Trump unilaterally withdrew the United States from the Iran nuclear deal a year ago even though Iran has continued to comply with the terms.
The other signatories of the deal, meanwhile, have refused to abandon it.
German Chancellor Angela Merkel recently slammed the United States for withdrawing from the deal and vowed to continue supporting it with or without American involvement.
Also defying Trump’s demands are several other allies, including Turkey, South Korea, China, Greece, Italy, Japan, Taiwan and India, which have continued to purchase oil from the Iranians. And that’s why Trump is preparing to slap economic sanctions against them as well.
“The Trump administration and our allies are determined to sustain and expand the maximum economic pressure campaign against Iran to end the regime’s destabilizing activity threatening the United States, our partners and allies and security in the Middle East,” the White House said.

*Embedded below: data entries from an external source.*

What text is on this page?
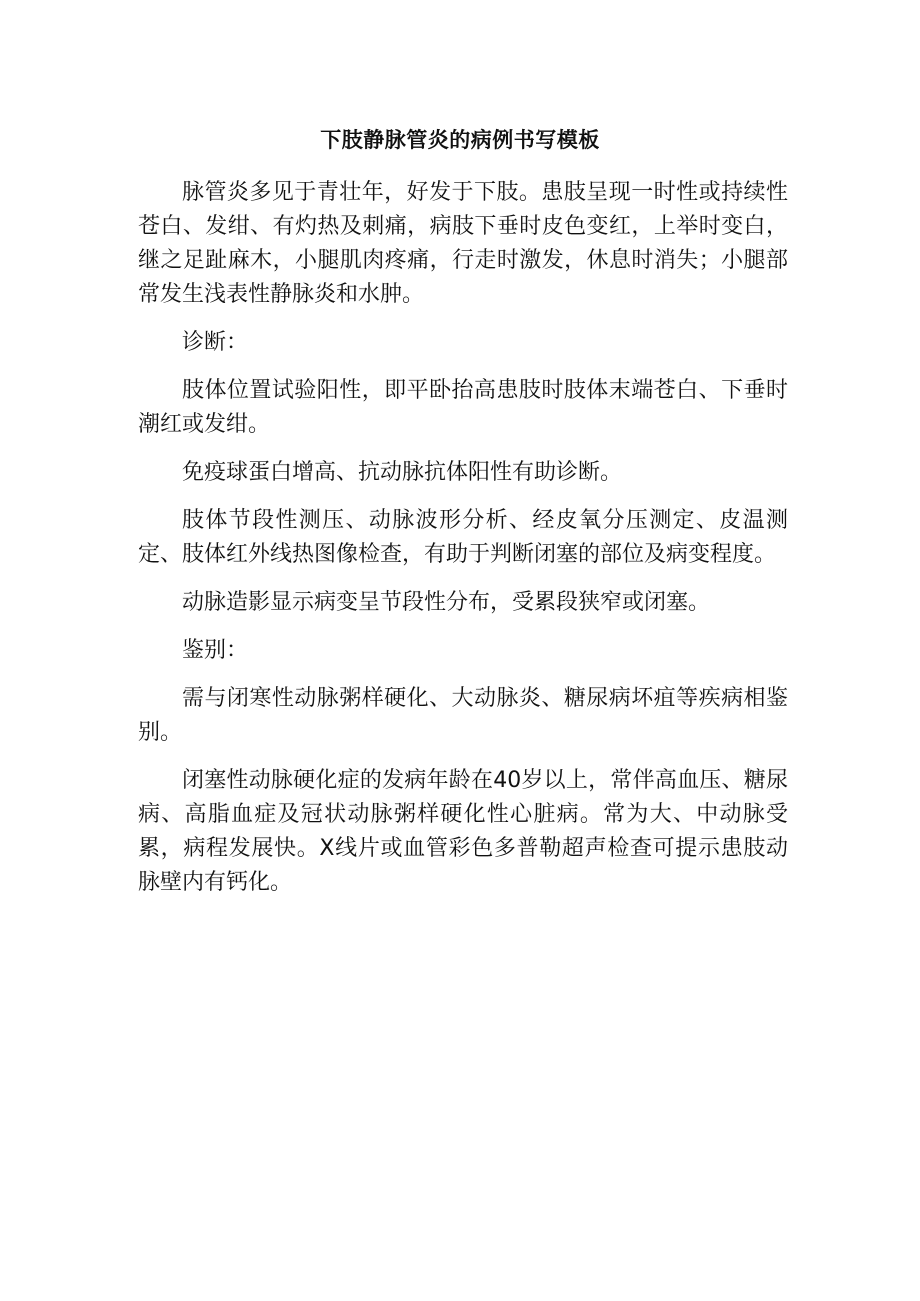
下肢静脉管炎的病例书写模板

脉管炎多见于青壮年，好发于下肢。患肢呈现一时性或持续性苍白、发绀、有灼热及刺痛，病肢下垂时皮色变红，上举时变白，继之足趾麻木，小腿肌肉疼痛，行走时激发，休息时消失；小腿部常发生浅表性静脉炎和水肿。

诊断：

肢体位置试验阳性，即平卧抬高患肢时肢体末端苍白、下垂时潮红或发绀。

免疫球蛋白增高、抗动脉抗体阳性有助诊断。

肢体节段性测压、动脉波形分析、经皮氧分压测定、皮温测定、肢体红外线热图像检查，有助于判断闭塞的部位及病变程度。

动脉造影显示病变呈节段性分布，受累段狭窄或闭塞。

鉴别：

需与闭寒性动脉粥样硬化、大动脉炎、糖尿病坏疽等疾病相鉴别。

闭塞性动脉硬化症的发病年龄在40岁以上，常伴高血压、糖尿病、高脂血症及冠状动脉粥样硬化性心脏病。常为大、中动脉受累，病程发展快。X线片或血管彩色多普勒超声检查可提示患肢动脉壁内有钙化。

“We’ve made clear — if you don’t abide by this, there will be sanctions,” Secretary of State Mike Pompeo added. “We intend to enforce the sanctions.”
Again, our allies who signed the deal are not on board with this plan. This is all Trump.
But sanctions risk alienating our allies and end friendships crucial to our national security and international cooperation on a variety of issues.
According to Agence France Presse:
Eight governments were initially given six-month reprieves from the unilateral sanctions on Iranian oil imposed last year by the United States.
They include India, which has warm ties with Washington but disagrees on the US insistence that Iran is a threat. New Delhi has been working with Iran on a seaport in hopes of circumventing Pakistan, home to virulently anti-Indian militants.
Other countries that will be affected include China and Turkey, opening up new friction in contentious relationships if the United States goes ahead with sanctions over buying Iranian oil.
“We do not accept unilateral sanctions and impositions on the issue of how we will establish relations with our neighbors,” Turkish Foreign Minister Mevlut Cavusoglu said.
In fact, the sanctions are already hurting Americans at the pump as oil prices rose soon after the announcement and less Iranian oil combined with pressure on Venezuelan oil could force prices even higher as OPEC struggles to keep up with Trump’s interference with the market.
His trade wars with multiple nations are already negatively impacting American farmers and manufacturing while resulting in the highest trade deficit ever recorded in the history of the United States.
These sanctions, which are being leveled to please Israel, only cause further global chaos and economic instability, an unnecessary fight considering Iran has always complied with the nuclear deal and continues to do so despite Trump’s childish behavior.